Vous désirez savoir, n'est-ce pas, comment il se trouve implanté verticalement dans
mes reins? Moi-même, je ne me le rappelle pas très clairement; cependant, si je
me décide à prendre pour un souvenir ce qui n'est peut-être qu'un rêve, sachez que
l'homme, quand il a su que j'avais fait voeu de vivre avec la maladie et
l'immobilité jusqu'à ce que j'eusse vaincu le Créateur,marcha, derrière moi, sur la
pointe des pieds, mais, non pas si doucement, que je ne l'entendisse. Je ne perçus
plus rien, pendant un instant qui ne fut pas long. Ce poignard aigu s'enfonça,
jusqu'au manche, entre les deux épaules du taureau des fêtes, et son ossature
frissonna, comme un tremblement de terre. La lame adhère si fortement au corps,
que personne, jusqu'ici, n'a pu l'extraire. Les athlètes, les mécaniciens, les
philosophes, les médecins ont essayé, tour à tour, les moyens les plus divers.

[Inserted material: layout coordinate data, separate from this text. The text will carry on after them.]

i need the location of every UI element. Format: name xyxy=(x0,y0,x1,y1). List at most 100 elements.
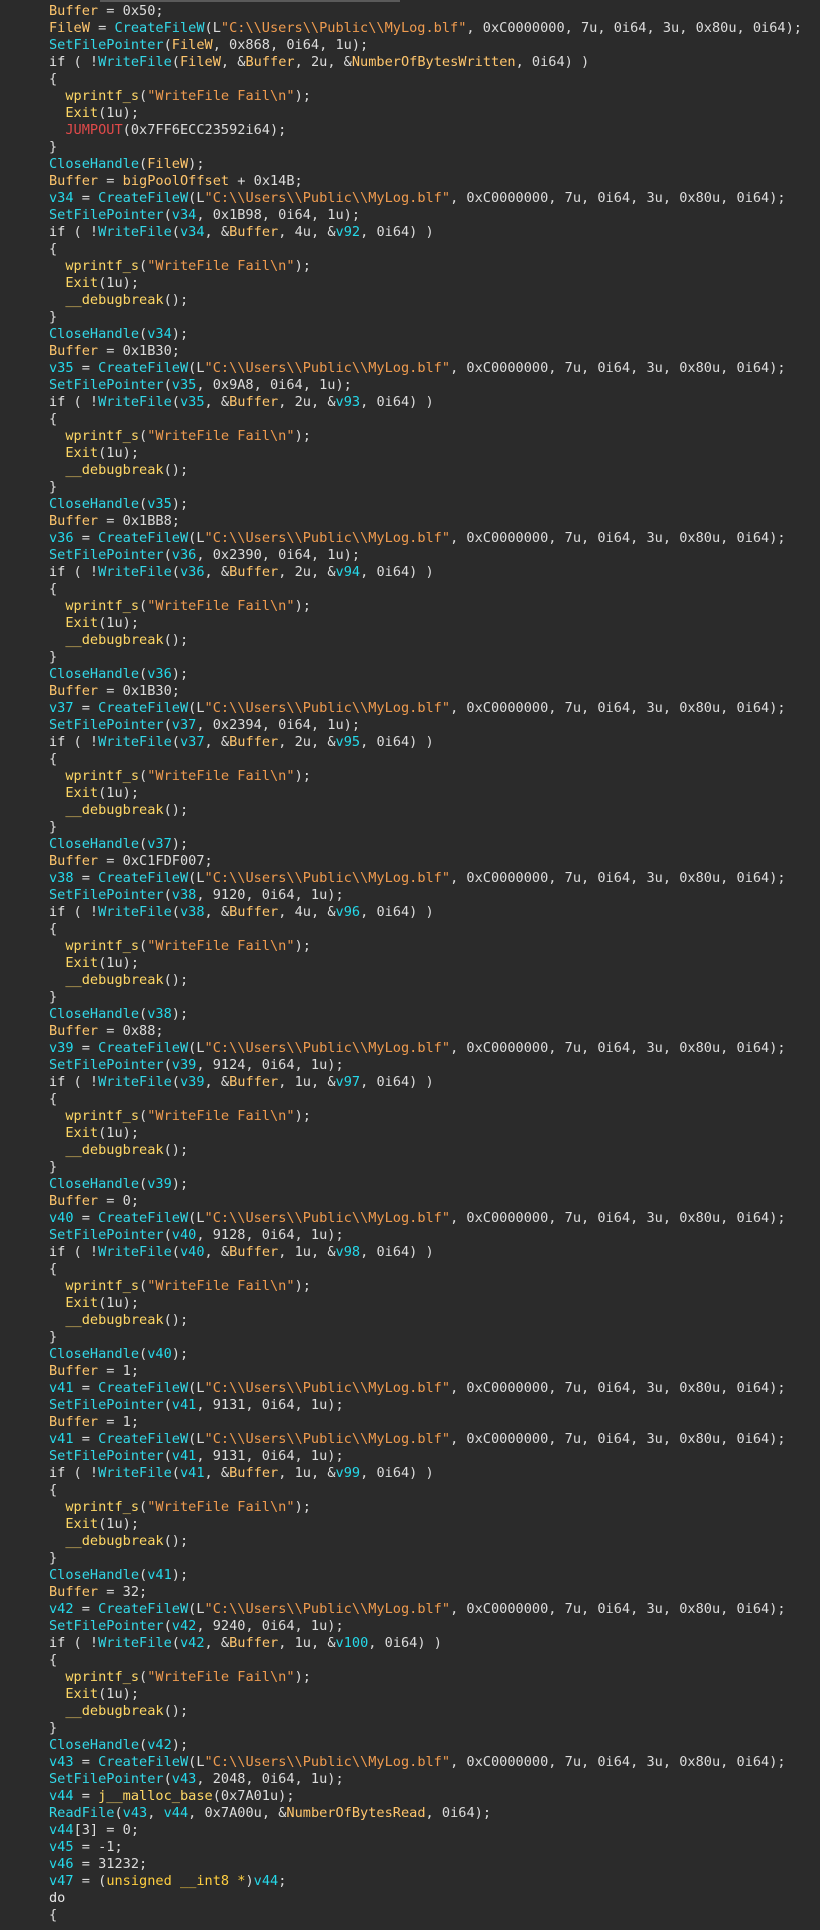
code-line[interactable]: { xyxy=(0,1261,820,1278)
code-line[interactable]: Exit(1u); xyxy=(0,1125,820,1142)
code-line[interactable]: Exit(1u); xyxy=(0,615,820,632)
code-line[interactable]: if ( !WriteFile(v40, &Buffer, 1u, &v98, … xyxy=(0,1244,820,1261)
code-line[interactable]: if ( !WriteFile(v42, &Buffer, 1u, &v100,… xyxy=(0,1635,820,1652)
code-line[interactable]: } xyxy=(0,649,820,666)
code-line[interactable]: v36 = CreateFileW(L"C:\\Users\\Public\\M… xyxy=(0,530,820,547)
code-line[interactable]: CloseHandle(FileW); xyxy=(0,156,820,173)
code-line[interactable]: SetFilePointer(v34, 0x1B98, 0i64, 1u); xyxy=(0,207,820,224)
horizontal-scrollbar-thumb[interactable] xyxy=(100,0,400,2)
code-line[interactable]: v44[3] = 0; xyxy=(0,1822,820,1839)
code-line[interactable]: Exit(1u); xyxy=(0,445,820,462)
code-line[interactable]: Buffer = 0x1BB8; xyxy=(0,513,820,530)
code-line[interactable]: v41 = CreateFileW(L"C:\\Users\\Public\\M… xyxy=(0,1380,820,1397)
code-line[interactable]: v46 = 31232; xyxy=(0,1856,820,1873)
code-line[interactable]: __debugbreak(); xyxy=(0,292,820,309)
code-line[interactable]: SetFilePointer(v41, 9131, 0i64, 1u); xyxy=(0,1448,820,1465)
code-line[interactable]: Exit(1u); xyxy=(0,1295,820,1312)
code-line[interactable]: Buffer = 0x88; xyxy=(0,1023,820,1040)
code-line[interactable]: SetFilePointer(v39, 9124, 0i64, 1u); xyxy=(0,1057,820,1074)
code-line[interactable]: { xyxy=(0,71,820,88)
code-line[interactable]: wprintf_s("WriteFile Fail\n"); xyxy=(0,1669,820,1686)
code-line[interactable]: { xyxy=(0,1652,820,1669)
code-line[interactable]: } xyxy=(0,479,820,496)
code-line[interactable]: if ( !WriteFile(v38, &Buffer, 4u, &v96, … xyxy=(0,904,820,921)
code-line[interactable]: } xyxy=(0,819,820,836)
code-line[interactable]: __debugbreak(); xyxy=(0,632,820,649)
code-line[interactable]: } xyxy=(0,989,820,1006)
code-line[interactable]: if ( !WriteFile(v35, &Buffer, 2u, &v93, … xyxy=(0,394,820,411)
code-line[interactable]: v39 = CreateFileW(L"C:\\Users\\Public\\M… xyxy=(0,1040,820,1057)
code-line[interactable]: v45 = -1; xyxy=(0,1839,820,1856)
code-line[interactable]: v34 = CreateFileW(L"C:\\Users\\Public\\M… xyxy=(0,190,820,207)
code-line[interactable]: { xyxy=(0,241,820,258)
code-line[interactable]: v42 = CreateFileW(L"C:\\Users\\Public\\M… xyxy=(0,1601,820,1618)
code-line[interactable]: v44 = j__malloc_base(0x7A01u); xyxy=(0,1788,820,1805)
code-line[interactable]: wprintf_s("WriteFile Fail\n"); xyxy=(0,598,820,615)
code-line[interactable]: SetFilePointer(FileW, 0x868, 0i64, 1u); xyxy=(0,37,820,54)
code-line[interactable]: { xyxy=(0,411,820,428)
code-line[interactable]: FileW = CreateFileW(L"C:\\Users\\Public\… xyxy=(0,20,820,37)
code-line[interactable]: do xyxy=(0,1890,820,1907)
code-line[interactable]: CloseHandle(v36); xyxy=(0,666,820,683)
code-line[interactable]: Exit(1u); xyxy=(0,1516,820,1533)
code-line[interactable]: { xyxy=(0,1907,820,1924)
code-line[interactable]: wprintf_s("WriteFile Fail\n"); xyxy=(0,1108,820,1125)
code-line[interactable]: wprintf_s("WriteFile Fail\n"); xyxy=(0,258,820,275)
code-line[interactable]: __debugbreak(); xyxy=(0,1312,820,1329)
code-line[interactable]: { xyxy=(0,1482,820,1499)
code-line[interactable]: __debugbreak(); xyxy=(0,972,820,989)
code-line[interactable]: SetFilePointer(v35, 0x9A8, 0i64, 1u); xyxy=(0,377,820,394)
code-line[interactable]: SetFilePointer(v38, 9120, 0i64, 1u); xyxy=(0,887,820,904)
code-line[interactable]: __debugbreak(); xyxy=(0,1703,820,1720)
code-line[interactable]: v43 = CreateFileW(L"C:\\Users\\Public\\M… xyxy=(0,1754,820,1771)
code-line[interactable]: __debugbreak(); xyxy=(0,462,820,479)
code-line[interactable]: if ( !WriteFile(FileW, &Buffer, 2u, &Num… xyxy=(0,54,820,71)
code-line[interactable]: CloseHandle(v39); xyxy=(0,1176,820,1193)
code-line[interactable]: Exit(1u); xyxy=(0,785,820,802)
code-line[interactable]: v47 = (unsigned __int8 *)v44; xyxy=(0,1873,820,1890)
code-line[interactable]: } xyxy=(0,139,820,156)
code-line[interactable]: SetFilePointer(v40, 9128, 0i64, 1u); xyxy=(0,1227,820,1244)
code-line[interactable]: Buffer = 0x50; xyxy=(0,3,820,20)
code-line[interactable]: __debugbreak(); xyxy=(0,802,820,819)
code-line[interactable]: SetFilePointer(v43, 2048, 0i64, 1u); xyxy=(0,1771,820,1788)
code-line[interactable]: v38 = CreateFileW(L"C:\\Users\\Public\\M… xyxy=(0,870,820,887)
code-line[interactable]: wprintf_s("WriteFile Fail\n"); xyxy=(0,768,820,785)
code-line[interactable]: Buffer = 1; xyxy=(0,1363,820,1380)
code-line[interactable]: CloseHandle(v37); xyxy=(0,836,820,853)
code-line[interactable]: wprintf_s("WriteFile Fail\n"); xyxy=(0,1499,820,1516)
code-line[interactable]: Buffer = 1; xyxy=(0,1414,820,1431)
code-line[interactable]: Exit(1u); xyxy=(0,1686,820,1703)
code-line[interactable]: if ( !WriteFile(v41, &Buffer, 1u, &v99, … xyxy=(0,1465,820,1482)
code-line[interactable]: __debugbreak(); xyxy=(0,1142,820,1159)
code-line[interactable]: Buffer = 0x1B30; xyxy=(0,683,820,700)
code-line[interactable]: Exit(1u); xyxy=(0,275,820,292)
code-line[interactable]: if ( !WriteFile(v37, &Buffer, 2u, &v95, … xyxy=(0,734,820,751)
code-line[interactable]: } xyxy=(0,1159,820,1176)
code-line[interactable]: if ( !WriteFile(v36, &Buffer, 2u, &v94, … xyxy=(0,564,820,581)
code-line[interactable]: CloseHandle(v35); xyxy=(0,496,820,513)
code-line[interactable]: } xyxy=(0,1550,820,1567)
code-line[interactable]: wprintf_s("WriteFile Fail\n"); xyxy=(0,1278,820,1295)
code-line[interactable]: CloseHandle(v34); xyxy=(0,326,820,343)
code-line[interactable]: ReadFile(v43, v44, 0x7A00u, &NumberOfByt… xyxy=(0,1805,820,1822)
code-line[interactable]: wprintf_s("WriteFile Fail\n"); xyxy=(0,938,820,955)
code-line[interactable]: CloseHandle(v41); xyxy=(0,1567,820,1584)
code-line[interactable]: Buffer = 32; xyxy=(0,1584,820,1601)
code-line[interactable]: } xyxy=(0,309,820,326)
code-line[interactable]: CloseHandle(v38); xyxy=(0,1006,820,1023)
code-line[interactable]: Exit(1u); xyxy=(0,955,820,972)
code-line[interactable]: SetFilePointer(v36, 0x2390, 0i64, 1u); xyxy=(0,547,820,564)
code-line[interactable]: Buffer = bigPoolOffset + 0x14B; xyxy=(0,173,820,190)
code-line[interactable]: v41 = CreateFileW(L"C:\\Users\\Public\\M… xyxy=(0,1431,820,1448)
code-line[interactable]: Buffer = 0x1B30; xyxy=(0,343,820,360)
code-line[interactable]: v35 = CreateFileW(L"C:\\Users\\Public\\M… xyxy=(0,360,820,377)
code-line[interactable]: { xyxy=(0,581,820,598)
code-line[interactable]: { xyxy=(0,751,820,768)
code-line[interactable]: SetFilePointer(v37, 0x2394, 0i64, 1u); xyxy=(0,717,820,734)
code-line[interactable]: Buffer = 0; xyxy=(0,1193,820,1210)
code-line[interactable]: v40 = CreateFileW(L"C:\\Users\\Public\\M… xyxy=(0,1210,820,1227)
code-line[interactable]: JUMPOUT(0x7FF6ECC23592i64); xyxy=(0,122,820,139)
code-line[interactable]: wprintf_s("WriteFile Fail\n"); xyxy=(0,88,820,105)
pseudocode-view[interactable]: Buffer = 0x50; FileW = CreateFileW(L"C:\\… xyxy=(0,0,820,1930)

Ils
ne savaient pas que le mal qu'a fait l'homme ne peut plus se défaire! J'ai pardonné
à la profondeur de leur ignorance native, et je les ai salués des paupières de mes
yeux. Voyageur, quand tu passeras près de moi, ne m'adresse pas, je t'en supplie,
le moindre mot de consolation: tu affaiblirais mon courage. Laisse-moi réchauffer
ma ténacité à la flamme du martyre volontaire. Va-t'en... que je ne t'inspire
aucune piété. La haine est plus bizarre que tu ne le penses; sa conduite est
inexplicable, comme l'apparence brisée d'un bâton enfoncé dans l'eau. Tel que tu
me vois, je puis encore faire des excursions jusqu'aux murailles du ciel, à la tête
d'une légion d'assassins, et revenir prendre cette posture, pour méditer, de
nouveau, sur les nobles projets de la vengeance. Adieu, je ne te retarderai pas
davantage; et, pour t'instruire et te préserver, réfléchis au sort fatal qui m'a
conduit à la révolte, quand peut-être j'étais né bon! Tu raconteras à ton fils ce que
tu as vu; et, le prenant par la main, fais-lui admirer la beauté des étoiles et les
merveilles de l'univers, le nid du rouge-gorge et les temples du Seigneur. Tu seras
étonné de le voir si docile aux conseils de la paternité, et tu le récompenseras par
un sourire. Mais, quand il apprendra qu'il n'est pas observé, jette les yeux sur lui,
et tu le verras cracher sa bave sur la vertu; il t'a trompé, celui qui est descendu de
la race humaine, mais, il ne te trompera plus: tu sauras désormais ce qu'il
deviendra. O père infortuné, prépare, pour accompagner les pas de ta vieillesse,
l'échafaud ineffaçable qui tranchera la tête d'un criminel précoce, et la douleur qui
te montrera le chemin qui conduit à la tombe. (...)
Isidore Ducasse, Les chants de Maldodror.